How To Have A Great Interview On The Radio

Doing live and taped interviews on the radio is an effective way to promote your business, your products, your book, or your knowledge and expertise, if you are trying to become a Recognized Expert in your field. Not only are there many national radio shows that may want to book you as a guest, but also there are syndicated shows that air in markets around the country as well as shows on local radio stations that are always looking for interesting, informative people to interview. In addition, there are now many Internet radio stations, like BlogTalk Radio, for example.

Although some radio shows will only books guests who can do in-studio interviews, most shows these days will allow you to do an interview from your home or office. However, nearly all of them require that your phone be a landline and not a cell because the quality of sound is not always good when someone uses a cell and cell phone connections can be unreliable.

Some radio shows archive interviews on their web sites as podcasts. If you do an interview that is available as a podcast, put a link to it on your own site and post the link on the social media sites you’re active on.

Given the potential value of doing radio interviews, it’s critical that you know how to be a good guest. Here are tips that will help you have a successful radio interview:

• Think About the Main Points You Want to Make During Your Interview. Spend time before the day of your interview, identifying the key points you want to make during the interview – what do you want listeners to take away from it? Then write those points on a piece of paper and keep that paper in front of you when you do the interview.

• Use Sound Bites, Analogies and Anecdotes. When appropriate, short, memorable, sometimes witty statements, interesting comparisons, and stories can be effective and entertaining ways to convey information during an interview.

• Provide Interview Questions Ahead of Time. Offering a radio host a suggested set of questions to ask you during your interview is an excellent way to help ensure that you have the opportunity to make the points you’d like to get across. Although many interviewers will ask for questions, if that doesn’t happen, don’t hesitate to offer them. (If you’re working with a publicist, he or she should make the offer for you.) Be forewarned however: Although some interviewers will stick to your list of questions, others will pick and choose from the list and may throw in their own questions too.

• Practice Makes Perfect.
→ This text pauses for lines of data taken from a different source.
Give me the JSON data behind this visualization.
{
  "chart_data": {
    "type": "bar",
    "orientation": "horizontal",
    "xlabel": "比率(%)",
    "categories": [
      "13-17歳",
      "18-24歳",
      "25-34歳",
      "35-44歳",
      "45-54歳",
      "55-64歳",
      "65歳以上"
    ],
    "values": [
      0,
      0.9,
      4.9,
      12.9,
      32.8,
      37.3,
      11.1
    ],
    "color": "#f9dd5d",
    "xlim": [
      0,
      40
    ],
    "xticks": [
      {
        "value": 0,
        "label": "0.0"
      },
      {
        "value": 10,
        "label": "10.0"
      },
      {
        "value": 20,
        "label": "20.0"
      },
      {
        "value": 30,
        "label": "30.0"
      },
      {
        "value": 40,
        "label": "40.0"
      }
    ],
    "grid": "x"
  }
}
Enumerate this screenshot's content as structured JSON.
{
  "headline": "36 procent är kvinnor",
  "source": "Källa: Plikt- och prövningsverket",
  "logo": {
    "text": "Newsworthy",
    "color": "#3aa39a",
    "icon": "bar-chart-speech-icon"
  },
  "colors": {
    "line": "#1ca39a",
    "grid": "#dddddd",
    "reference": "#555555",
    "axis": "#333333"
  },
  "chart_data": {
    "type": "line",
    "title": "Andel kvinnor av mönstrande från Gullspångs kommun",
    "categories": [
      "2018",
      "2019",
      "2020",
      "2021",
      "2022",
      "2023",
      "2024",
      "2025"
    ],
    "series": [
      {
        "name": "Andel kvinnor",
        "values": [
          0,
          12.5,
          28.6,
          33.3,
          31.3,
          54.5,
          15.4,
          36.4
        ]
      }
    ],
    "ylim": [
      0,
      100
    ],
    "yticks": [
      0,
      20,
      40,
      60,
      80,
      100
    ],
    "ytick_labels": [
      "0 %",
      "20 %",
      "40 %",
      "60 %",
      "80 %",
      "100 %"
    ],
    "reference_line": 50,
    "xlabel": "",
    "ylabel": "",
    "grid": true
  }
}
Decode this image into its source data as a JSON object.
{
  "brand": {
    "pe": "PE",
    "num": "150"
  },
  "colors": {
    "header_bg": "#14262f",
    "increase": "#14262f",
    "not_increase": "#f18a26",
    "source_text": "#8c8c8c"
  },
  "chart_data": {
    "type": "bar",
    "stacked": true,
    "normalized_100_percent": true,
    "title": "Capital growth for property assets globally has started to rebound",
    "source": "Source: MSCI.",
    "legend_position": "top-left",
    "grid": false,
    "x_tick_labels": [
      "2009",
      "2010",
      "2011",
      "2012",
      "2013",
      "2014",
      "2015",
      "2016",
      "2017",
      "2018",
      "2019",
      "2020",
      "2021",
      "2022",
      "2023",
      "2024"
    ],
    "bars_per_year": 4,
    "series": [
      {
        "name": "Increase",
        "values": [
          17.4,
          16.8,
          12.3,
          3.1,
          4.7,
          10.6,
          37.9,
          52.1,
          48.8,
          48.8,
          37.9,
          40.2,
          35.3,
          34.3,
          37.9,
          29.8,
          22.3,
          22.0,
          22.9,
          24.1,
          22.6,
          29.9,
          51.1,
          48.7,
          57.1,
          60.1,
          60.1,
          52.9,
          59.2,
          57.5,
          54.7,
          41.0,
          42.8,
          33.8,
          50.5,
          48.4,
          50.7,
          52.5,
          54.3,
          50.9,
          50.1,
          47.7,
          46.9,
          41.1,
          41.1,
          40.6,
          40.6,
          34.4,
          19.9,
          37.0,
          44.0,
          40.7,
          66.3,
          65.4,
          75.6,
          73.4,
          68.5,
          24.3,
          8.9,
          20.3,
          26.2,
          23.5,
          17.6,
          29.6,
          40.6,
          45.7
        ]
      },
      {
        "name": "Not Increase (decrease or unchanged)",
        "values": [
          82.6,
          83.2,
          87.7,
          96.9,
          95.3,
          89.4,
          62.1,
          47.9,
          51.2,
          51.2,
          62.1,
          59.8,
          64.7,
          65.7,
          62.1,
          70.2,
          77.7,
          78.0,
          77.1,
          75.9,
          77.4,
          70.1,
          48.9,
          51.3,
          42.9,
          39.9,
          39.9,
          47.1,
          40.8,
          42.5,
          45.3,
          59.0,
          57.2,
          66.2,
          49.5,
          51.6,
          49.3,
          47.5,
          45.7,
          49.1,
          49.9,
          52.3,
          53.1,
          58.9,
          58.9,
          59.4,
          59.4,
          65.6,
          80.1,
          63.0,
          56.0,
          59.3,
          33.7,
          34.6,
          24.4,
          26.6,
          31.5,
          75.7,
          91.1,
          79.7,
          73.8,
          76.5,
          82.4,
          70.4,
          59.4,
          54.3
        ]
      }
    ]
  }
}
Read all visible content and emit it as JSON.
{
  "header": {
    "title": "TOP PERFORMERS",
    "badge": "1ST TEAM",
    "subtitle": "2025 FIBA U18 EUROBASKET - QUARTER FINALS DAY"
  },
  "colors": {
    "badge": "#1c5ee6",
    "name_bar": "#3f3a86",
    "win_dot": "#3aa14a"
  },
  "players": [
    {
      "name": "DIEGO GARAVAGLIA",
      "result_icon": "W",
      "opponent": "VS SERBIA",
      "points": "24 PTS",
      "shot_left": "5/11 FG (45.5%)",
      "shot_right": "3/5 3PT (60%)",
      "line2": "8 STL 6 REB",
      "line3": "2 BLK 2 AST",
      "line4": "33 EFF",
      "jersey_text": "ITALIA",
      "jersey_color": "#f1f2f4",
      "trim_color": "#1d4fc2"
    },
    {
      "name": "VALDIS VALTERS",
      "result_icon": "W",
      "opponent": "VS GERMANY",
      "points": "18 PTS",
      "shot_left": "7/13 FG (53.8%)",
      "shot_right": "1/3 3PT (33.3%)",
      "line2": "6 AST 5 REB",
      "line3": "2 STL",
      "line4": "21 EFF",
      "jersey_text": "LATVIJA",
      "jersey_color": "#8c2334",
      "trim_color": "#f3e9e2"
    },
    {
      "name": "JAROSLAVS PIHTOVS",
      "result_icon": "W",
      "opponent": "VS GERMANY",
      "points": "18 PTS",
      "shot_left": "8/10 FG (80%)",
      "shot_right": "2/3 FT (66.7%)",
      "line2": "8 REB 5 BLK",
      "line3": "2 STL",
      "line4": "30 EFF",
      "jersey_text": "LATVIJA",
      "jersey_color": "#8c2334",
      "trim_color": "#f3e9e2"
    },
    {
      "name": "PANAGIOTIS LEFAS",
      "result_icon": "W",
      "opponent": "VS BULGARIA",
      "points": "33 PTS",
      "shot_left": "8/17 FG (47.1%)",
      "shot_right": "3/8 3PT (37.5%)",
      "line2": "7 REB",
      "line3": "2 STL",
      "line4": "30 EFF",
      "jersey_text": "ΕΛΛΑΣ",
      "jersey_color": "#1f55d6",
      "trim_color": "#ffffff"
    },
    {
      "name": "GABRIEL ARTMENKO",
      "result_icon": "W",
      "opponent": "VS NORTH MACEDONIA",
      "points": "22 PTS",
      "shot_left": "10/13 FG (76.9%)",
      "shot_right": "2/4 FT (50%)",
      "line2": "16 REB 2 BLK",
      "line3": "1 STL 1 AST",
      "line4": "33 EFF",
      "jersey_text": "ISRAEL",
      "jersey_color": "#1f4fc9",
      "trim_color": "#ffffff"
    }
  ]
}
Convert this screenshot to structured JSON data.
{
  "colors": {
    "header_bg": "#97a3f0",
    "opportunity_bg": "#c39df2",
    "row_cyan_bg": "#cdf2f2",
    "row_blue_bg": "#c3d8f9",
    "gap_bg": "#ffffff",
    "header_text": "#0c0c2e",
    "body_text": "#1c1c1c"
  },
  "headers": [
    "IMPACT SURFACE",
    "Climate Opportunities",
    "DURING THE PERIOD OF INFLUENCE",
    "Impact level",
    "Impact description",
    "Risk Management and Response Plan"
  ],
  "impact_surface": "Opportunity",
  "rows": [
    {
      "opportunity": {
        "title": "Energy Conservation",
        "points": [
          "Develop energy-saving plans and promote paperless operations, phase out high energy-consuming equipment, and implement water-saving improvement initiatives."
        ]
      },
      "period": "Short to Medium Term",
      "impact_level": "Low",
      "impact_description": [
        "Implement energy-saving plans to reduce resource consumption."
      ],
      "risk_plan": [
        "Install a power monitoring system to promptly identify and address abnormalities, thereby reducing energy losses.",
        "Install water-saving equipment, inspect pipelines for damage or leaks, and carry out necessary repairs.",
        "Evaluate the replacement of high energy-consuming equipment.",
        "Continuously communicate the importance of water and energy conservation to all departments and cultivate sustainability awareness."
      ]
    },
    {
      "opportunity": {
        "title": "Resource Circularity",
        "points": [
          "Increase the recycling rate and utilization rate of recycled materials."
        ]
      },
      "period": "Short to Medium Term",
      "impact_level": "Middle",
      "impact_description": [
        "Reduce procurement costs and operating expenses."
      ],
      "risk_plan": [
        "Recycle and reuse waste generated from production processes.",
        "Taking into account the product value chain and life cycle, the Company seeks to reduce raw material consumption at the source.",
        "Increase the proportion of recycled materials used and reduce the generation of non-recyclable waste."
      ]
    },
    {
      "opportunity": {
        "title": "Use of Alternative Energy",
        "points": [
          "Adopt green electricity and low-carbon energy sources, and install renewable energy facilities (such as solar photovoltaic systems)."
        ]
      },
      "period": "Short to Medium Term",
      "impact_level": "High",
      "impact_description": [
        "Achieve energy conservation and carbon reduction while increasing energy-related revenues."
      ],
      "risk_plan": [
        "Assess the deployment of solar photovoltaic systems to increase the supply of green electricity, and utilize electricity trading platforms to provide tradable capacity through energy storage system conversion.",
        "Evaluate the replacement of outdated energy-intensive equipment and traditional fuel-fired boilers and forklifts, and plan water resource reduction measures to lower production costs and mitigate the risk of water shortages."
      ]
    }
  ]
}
If you have little or no interview experience, it’s a good idea before your interview to do some practice interviews. I always spend time with clients who are new to radio going over the questions they are likely to be asked, critiquing their responses to those questions, and offering suggestions for how they might rephrase or shorten their answers. Not only do these practice sessions help my clients improve their interview skills, but the sessions also help them build their interview self-confidence.

• Find Out How the Interview Will Work. Make sure that you know who will initiate the interview – will the show call you or are you responsible for calling the studio – whether the interview will be live or taped, and if it will be live, if you’ll be asked to take calls from listeners. Also, regardless of who will initiate the interview, always get a number you can use to reach the show’s producer or host in case there is a problem at the last minute that affects your ability to do the interview.

• Know Where You Are Going. If you will be doing an in-studio interview and you’re not sure where the station is located or where you can park your car, drive to the station before the day of the interview. Your trial trip will tell you about how long the drive will take and minimize the likelihood that you become stressed and panicked on the day of the interview because you can’t find the station or parking. That experience could rattle you and cause you to have a bad interview.

• Be Early. If you will be doing an in-studio interview, arrive at the radio station a little early. If you’re doing a phoner, be by your phone 5 minutes or so before the interview is scheduled to begin. The show’s producer may call you before the start of the interview to make sure that you are there, that there is no static on the phone line, and so on.

• Keep Your Answers Short and To The Point. You’ll lose your audience if you provide long, overly detailed or rambling answers to an interviewer’s questions. Furthermore, given that some radio interviews can be quite short – maybe just 5 to 10 minutes long — if your answers are too long, the interview may be over before you’ve had a chance to make your main points.

• Pay Attention and Be Responsive. During an interview, listen carefully to the questions you are asked and as best you can provide answers to each one.

• Express Opinions. Don’t be afraid to state what you think. The media love guests who have something interesting to say and your listeners are more apt to remember you if you have opinions. However, avoid sounding bombastic, arrogant or dismissive of people who don’t share your thinking.

• State the Essentials. During an interview, make sure that you mention the URL for your web site and the name of your company, book or whatever it is that you want to promote, assuming it’s relevant to the subject of the interview. A good interviewer will mention this information for you, usually when you are introduced, but if it doesn’t happen, try to slip the information in at an appropriate point in the interview – maybe at the end. If you do however, avoid sounding like an advertisement for yourself.

• Be Prepared to Take Charge. Occasionally you may encounter a host who does little or nothing to guide you through your interview. If that happens you’ll have the opportunity to steer the interview in the direction you want it to go.

• Be Polite. If the host of the show you are a guest on is antagonistic towards you, maintain your cool and be polite. The same advice applies if you take calls from listeners during an interview and some of the callers are confrontational or ask you questions that you think are irritating or off-the-wall.